Nuestra casa en Skáli para 8 noches

Siempre desde nuestro campamento base en Skáli, visitamos Eiði (donde hicimos la ruta Eiðiskollur), Gjógv (donde hicimos la ruta de los acantilados hacia los montes Fjallið y Nøvin), Elduvík, Norðragøta, la ruta del mirador Hvíthamar y la montañaSkeggjanøv y, por último, la zona de Vørðan para ver las vistas de Nólsoy desde el Nes Vindmøllepark.

Eiði y Eiðiskollur: Nuestro primer trekking feroés

Después de pasar nuestro primer día en las islas en modo tranquilo visitando Tórshavn y los alrededores teníamos claro que había que aprovechar la predicción de «diazo» para ponernos en faena y disfrutar de lo que realmente más nos motivó para venir a estas islas: su inigualable entorno natural.

Las Feroe parecen estar siempre a punto de ser engullidas por las nubes…

Sabíamos que iba  a ser un día intenso (aunque no estresado), pero lo que no nos faltaba era ni energía ni motivación.

Así que nos levantamos temprano y pusimos rápidamente rumbo al pueblo de Eiði, situado en una peculiar minipenínsula en la esquina noroeste de Eysturoy. Llegamos relativamente rápido siguiendo las carreteras 69, 10 y 62, bordeando en gran parte el lado este del canal Sundini.
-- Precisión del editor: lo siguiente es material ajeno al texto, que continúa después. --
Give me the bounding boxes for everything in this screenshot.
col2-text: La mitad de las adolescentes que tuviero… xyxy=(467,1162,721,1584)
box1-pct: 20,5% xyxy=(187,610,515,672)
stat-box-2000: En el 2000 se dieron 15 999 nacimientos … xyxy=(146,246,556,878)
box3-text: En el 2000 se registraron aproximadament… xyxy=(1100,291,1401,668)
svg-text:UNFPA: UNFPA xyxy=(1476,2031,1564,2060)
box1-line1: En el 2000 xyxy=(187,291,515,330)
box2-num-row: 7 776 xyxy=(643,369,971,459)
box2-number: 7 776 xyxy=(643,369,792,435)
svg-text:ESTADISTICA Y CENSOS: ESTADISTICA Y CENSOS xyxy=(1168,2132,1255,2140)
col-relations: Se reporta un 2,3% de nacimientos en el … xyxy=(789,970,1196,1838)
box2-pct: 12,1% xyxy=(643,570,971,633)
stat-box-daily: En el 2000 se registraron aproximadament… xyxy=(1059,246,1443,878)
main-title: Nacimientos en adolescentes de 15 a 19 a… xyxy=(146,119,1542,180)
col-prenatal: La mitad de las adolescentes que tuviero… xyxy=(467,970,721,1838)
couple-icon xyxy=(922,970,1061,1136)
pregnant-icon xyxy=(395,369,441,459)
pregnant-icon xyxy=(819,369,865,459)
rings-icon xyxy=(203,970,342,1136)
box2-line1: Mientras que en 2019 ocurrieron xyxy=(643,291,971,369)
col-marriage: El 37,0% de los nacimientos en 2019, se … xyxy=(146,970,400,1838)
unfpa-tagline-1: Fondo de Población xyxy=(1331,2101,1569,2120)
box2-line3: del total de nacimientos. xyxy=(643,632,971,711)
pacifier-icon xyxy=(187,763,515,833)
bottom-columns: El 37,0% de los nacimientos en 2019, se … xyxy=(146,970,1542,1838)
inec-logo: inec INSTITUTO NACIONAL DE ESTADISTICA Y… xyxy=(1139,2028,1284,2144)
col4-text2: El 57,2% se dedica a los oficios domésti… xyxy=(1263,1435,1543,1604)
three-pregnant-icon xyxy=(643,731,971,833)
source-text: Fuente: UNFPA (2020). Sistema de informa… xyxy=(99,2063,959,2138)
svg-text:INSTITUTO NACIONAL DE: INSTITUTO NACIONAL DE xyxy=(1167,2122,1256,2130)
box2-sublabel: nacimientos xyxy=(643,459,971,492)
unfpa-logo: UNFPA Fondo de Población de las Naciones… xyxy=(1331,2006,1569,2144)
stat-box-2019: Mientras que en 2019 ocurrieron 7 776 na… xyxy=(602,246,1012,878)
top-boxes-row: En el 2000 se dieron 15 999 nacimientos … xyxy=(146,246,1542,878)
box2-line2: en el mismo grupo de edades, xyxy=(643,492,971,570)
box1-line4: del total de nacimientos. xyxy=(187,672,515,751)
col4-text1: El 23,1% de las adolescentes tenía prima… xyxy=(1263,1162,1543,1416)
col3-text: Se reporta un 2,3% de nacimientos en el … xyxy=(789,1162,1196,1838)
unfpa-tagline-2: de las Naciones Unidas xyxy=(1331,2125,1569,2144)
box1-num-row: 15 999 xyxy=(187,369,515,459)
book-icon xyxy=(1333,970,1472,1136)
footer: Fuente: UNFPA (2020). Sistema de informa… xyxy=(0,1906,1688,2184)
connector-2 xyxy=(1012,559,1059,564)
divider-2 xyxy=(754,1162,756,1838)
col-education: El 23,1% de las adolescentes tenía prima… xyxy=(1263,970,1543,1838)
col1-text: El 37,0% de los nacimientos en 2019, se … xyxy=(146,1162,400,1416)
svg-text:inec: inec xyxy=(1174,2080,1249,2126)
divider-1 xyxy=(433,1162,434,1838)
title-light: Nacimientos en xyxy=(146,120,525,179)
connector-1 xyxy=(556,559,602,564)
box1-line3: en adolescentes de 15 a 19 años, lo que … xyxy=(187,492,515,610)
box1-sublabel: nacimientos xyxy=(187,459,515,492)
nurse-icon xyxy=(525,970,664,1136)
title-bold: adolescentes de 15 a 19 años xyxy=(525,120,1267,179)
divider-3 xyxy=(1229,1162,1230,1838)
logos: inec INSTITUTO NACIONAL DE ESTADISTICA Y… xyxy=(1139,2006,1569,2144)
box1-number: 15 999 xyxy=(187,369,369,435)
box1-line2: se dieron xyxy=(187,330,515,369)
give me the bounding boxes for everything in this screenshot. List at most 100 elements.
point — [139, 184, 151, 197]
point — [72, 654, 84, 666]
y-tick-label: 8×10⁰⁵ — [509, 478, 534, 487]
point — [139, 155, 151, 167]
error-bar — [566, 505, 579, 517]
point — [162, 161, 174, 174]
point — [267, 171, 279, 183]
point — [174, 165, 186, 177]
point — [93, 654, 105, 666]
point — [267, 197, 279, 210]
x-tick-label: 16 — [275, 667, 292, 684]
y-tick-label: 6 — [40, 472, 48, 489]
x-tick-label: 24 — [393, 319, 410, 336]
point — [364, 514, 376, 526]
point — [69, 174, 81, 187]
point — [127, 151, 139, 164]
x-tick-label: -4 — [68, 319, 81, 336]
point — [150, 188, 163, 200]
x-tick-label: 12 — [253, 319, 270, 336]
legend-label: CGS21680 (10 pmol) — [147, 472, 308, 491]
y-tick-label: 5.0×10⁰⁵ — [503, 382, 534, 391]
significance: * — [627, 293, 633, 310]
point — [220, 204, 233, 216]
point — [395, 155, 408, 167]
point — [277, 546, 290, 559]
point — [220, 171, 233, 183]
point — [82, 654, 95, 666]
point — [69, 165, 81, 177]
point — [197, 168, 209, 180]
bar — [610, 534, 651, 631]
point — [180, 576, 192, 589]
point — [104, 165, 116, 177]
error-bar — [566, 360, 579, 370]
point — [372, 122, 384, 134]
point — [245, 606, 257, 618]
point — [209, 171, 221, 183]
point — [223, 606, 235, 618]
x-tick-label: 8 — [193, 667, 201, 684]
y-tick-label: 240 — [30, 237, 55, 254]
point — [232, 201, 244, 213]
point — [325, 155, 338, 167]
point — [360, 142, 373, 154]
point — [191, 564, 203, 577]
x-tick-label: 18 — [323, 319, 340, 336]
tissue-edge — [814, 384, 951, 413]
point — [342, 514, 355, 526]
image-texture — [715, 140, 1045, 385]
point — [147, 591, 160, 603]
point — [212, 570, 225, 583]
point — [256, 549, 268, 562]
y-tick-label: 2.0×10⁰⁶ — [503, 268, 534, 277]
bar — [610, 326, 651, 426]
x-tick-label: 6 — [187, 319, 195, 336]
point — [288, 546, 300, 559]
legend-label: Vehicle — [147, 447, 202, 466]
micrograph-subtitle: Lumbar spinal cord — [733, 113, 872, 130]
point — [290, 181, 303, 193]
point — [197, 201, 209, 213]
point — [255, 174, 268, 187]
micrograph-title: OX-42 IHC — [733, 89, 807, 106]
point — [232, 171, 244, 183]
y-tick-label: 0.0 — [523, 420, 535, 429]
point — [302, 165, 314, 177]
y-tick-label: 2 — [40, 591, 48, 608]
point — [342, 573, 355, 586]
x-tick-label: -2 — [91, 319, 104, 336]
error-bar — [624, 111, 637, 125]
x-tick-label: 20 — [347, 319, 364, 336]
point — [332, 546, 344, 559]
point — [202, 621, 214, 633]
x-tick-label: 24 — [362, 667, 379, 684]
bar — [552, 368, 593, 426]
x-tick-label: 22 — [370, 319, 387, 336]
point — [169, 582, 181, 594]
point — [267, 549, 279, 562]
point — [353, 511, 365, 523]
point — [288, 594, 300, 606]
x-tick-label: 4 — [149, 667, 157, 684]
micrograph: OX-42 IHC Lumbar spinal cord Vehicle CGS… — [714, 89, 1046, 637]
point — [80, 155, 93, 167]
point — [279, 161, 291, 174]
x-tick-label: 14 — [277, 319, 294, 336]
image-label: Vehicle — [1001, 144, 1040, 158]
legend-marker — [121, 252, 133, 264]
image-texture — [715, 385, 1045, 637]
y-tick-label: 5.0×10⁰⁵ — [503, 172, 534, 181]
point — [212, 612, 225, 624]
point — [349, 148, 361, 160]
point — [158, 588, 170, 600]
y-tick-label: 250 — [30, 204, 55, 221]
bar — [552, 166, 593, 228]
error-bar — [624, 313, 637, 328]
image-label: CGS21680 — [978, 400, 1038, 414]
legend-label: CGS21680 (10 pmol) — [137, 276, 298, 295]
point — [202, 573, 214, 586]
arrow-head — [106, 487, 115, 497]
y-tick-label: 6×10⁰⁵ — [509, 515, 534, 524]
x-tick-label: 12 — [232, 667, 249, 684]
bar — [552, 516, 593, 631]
El pueblo pesquero de Eiði (en el que viven 700 personas) está flanqueado por dos colinas y tiene claramente una ubicación privilegiada, ligeramente elevada sobre las aguas del canal.

Eiði

Aunque es muy agradable dar un pequeño paseo por el pueblo, realmente el motivo fundamental para venir hasta aquí era hacer el trekking de la montaña Eiðiskollur (343 metros de altitud), famosa por las vistas que ofrece en un día totalmente despejado como el que teníamos.

Ruta Eiðiskollur

  • Duración: 2,5 horas (15 de agosto)
  • Zonas Visitadas: Eiði, Eiðiskollur, Risin og Kellingin
  • Kilómetros Recorridos: 5 kilómetros (lineal, ida y vuelta)
  • Desnivel Total Acumulado: 330 metros de subida y de bajada
  • Puntos de Altitud Máxima y Mínima: 352 m / 30 m

Para empezar la ruta aparcamos el coche en algún lugar de la zona alta del pueblo en el que vimos que no íbamos a molestar a nadie y cerca del sendero que lleva hasta lo alto del Eiðiskollur.

Aunque el sendero no siempre está del todo claro o delimitado, la ruta no ofrece especial complicación para orientarse ya que en todo momento hay que subir en línea recta hasta la zona más alta que nos alcance la vista.

Nivel de Acantilados = Infinito (en la foto, Stakkur y Mýlingur)

Al poco de empezar nos sorprendió la temperatura, ideal para caminar. De hecho, incluso podemos decir que hacía bastante más calor de lo que esperábamos (días después nos enteramos de que esa mañana llegamos a los 22ºC, casi superando la temperatura más alta jamás registrada en las islas: 26ºC en Vágar en el año 2003).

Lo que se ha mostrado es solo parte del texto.